Designer Jeremi Nagrabecki
Jeremi Nagrabecki was born in Warsaw in 1977. He designs modern lamps for indoor use. He strives for each of his lamps to embody an idea that has never been seen before. Most often, these are technological solutions that allow the user to focus or direct the light, or ways to conceal the light source to make it easier on the eyes while also capitalizing on the beauty of hand crafted glass – the designer’s material of choice.
How did Plan 9 lamp come into existence?
(a greatly abbreviated and simplified description)
The light, penetrating hand-blown glass, produces streaks of colour, reveals minor differences in thickness, sometimes shows submerged air bubbles. These features make each lamp unique.

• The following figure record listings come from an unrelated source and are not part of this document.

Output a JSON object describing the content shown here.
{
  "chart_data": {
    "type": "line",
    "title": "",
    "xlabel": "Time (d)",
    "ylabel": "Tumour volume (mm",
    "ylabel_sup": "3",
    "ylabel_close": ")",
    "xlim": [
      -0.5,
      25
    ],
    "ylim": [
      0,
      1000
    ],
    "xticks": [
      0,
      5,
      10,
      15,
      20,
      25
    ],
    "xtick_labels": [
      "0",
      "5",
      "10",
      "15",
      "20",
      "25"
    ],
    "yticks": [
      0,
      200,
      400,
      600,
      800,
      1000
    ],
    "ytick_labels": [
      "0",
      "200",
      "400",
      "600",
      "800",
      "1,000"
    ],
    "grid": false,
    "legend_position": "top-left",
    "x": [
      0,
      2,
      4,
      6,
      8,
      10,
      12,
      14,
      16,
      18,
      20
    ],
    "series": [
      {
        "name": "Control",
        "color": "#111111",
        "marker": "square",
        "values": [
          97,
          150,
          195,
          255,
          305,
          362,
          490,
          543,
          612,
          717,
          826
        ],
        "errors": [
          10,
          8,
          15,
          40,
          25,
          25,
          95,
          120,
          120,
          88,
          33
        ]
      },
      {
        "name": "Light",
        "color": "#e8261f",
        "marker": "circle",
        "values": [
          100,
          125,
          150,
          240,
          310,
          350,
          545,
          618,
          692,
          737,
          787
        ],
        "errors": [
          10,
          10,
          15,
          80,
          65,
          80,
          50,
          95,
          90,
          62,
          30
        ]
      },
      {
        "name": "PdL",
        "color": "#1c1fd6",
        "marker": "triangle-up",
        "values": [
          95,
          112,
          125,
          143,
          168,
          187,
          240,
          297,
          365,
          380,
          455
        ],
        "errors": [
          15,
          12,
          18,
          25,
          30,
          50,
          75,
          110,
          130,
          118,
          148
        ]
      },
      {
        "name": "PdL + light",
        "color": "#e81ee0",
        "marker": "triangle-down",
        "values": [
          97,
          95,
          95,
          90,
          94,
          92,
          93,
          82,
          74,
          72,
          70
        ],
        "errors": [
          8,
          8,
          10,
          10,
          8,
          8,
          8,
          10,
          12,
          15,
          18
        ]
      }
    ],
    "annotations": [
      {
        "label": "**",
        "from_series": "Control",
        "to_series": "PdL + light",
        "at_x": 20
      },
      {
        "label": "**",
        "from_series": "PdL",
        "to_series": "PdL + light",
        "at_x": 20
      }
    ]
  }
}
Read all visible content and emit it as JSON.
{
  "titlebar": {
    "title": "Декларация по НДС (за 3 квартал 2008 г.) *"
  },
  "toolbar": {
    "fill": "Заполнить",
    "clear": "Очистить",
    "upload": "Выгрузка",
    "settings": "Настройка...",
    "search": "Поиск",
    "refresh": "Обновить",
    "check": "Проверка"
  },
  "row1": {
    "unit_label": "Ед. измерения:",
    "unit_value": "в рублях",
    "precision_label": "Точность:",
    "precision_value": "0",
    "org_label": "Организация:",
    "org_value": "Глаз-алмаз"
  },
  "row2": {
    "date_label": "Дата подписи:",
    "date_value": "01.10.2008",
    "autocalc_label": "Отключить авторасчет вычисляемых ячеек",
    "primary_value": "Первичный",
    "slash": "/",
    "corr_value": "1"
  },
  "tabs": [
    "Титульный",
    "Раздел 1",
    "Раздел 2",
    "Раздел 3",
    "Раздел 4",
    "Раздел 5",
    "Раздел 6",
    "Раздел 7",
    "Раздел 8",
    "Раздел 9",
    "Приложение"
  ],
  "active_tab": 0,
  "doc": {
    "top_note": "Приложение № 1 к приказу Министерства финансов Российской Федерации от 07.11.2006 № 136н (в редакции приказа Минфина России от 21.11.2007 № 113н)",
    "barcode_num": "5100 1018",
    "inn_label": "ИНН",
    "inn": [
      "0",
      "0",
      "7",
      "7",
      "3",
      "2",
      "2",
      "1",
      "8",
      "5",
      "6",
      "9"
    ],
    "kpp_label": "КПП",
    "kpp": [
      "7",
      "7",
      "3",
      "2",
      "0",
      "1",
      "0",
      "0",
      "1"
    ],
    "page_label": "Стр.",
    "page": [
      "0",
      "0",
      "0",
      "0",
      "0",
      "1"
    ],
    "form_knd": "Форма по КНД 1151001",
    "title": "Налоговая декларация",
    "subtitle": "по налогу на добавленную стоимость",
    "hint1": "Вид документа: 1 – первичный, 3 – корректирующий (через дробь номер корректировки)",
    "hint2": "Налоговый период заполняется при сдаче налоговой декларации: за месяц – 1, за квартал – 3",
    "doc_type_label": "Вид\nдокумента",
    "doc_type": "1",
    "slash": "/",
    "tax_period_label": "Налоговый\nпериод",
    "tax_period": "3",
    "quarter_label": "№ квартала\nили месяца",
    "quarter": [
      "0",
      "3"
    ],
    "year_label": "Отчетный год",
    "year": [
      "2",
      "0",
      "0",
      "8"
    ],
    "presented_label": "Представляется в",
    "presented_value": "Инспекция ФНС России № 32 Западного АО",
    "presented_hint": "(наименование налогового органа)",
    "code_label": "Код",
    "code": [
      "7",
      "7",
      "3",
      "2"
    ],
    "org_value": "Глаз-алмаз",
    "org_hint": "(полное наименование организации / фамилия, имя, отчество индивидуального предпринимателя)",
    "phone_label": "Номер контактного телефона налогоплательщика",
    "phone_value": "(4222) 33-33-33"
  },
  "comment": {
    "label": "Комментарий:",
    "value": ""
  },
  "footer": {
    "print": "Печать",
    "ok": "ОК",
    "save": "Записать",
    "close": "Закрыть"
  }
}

At first, a small bubble of molten glass is carefully and deftly blown through a long steel blowpipe in such a way as to provide it with definite features – the origin of its future shape. When the bubble cools down it hardens which makes it possible to cover it with a proper amount of molten glass from the furnace with a movement similar to that of reaching for liquid honey by turning a teaspoon. We roll the glass by supporting it with a wooden shaping block while blowing and manipulating it in order to obtain the desired thickness, shape and distribution of glass in the expanding bubble which has now acquired the shape of a large pear. The center is now almost ready. In order to finish the edge and spread out the pear into a flat plate it is necessary to get rid of the blowpipe. We attach another pipe by gluing it to the hot glass at the bottom, remove the now useless blowpipe and take the bubble (always rotating) to a small intensely flaming furnace. The glass whitens and softens so it is now possible to shear off the edge. We the turn up the heat and cover the edge with a layer of semi-liquid hot colored glass. Then another increase in temperature to the level of softness. Using a wet (to avoid catching fire) piece of wood we spread out and broaden the glass – the pear turns into a bowl. At a certain precisely determined moment we begin to rapidly spin the pipe attached to the bowl, increasing the speed until the bowl, due to centrifugal force, opens up into large flat plate and the overlay on the edge stretches out to form a delicate colored rim. Now comes the time to rip off the pipe (hence the term “ripped glass”) and deliver the ready glass on a fork to the drawing die. After several hours of proceeeding through gradually decreasing heat the lamp plate comes out of the annealing oven. On the bottom, like a mark of the umbilical cord, remains a scar after the second pipe testifying to the renowned, ages-old method of production.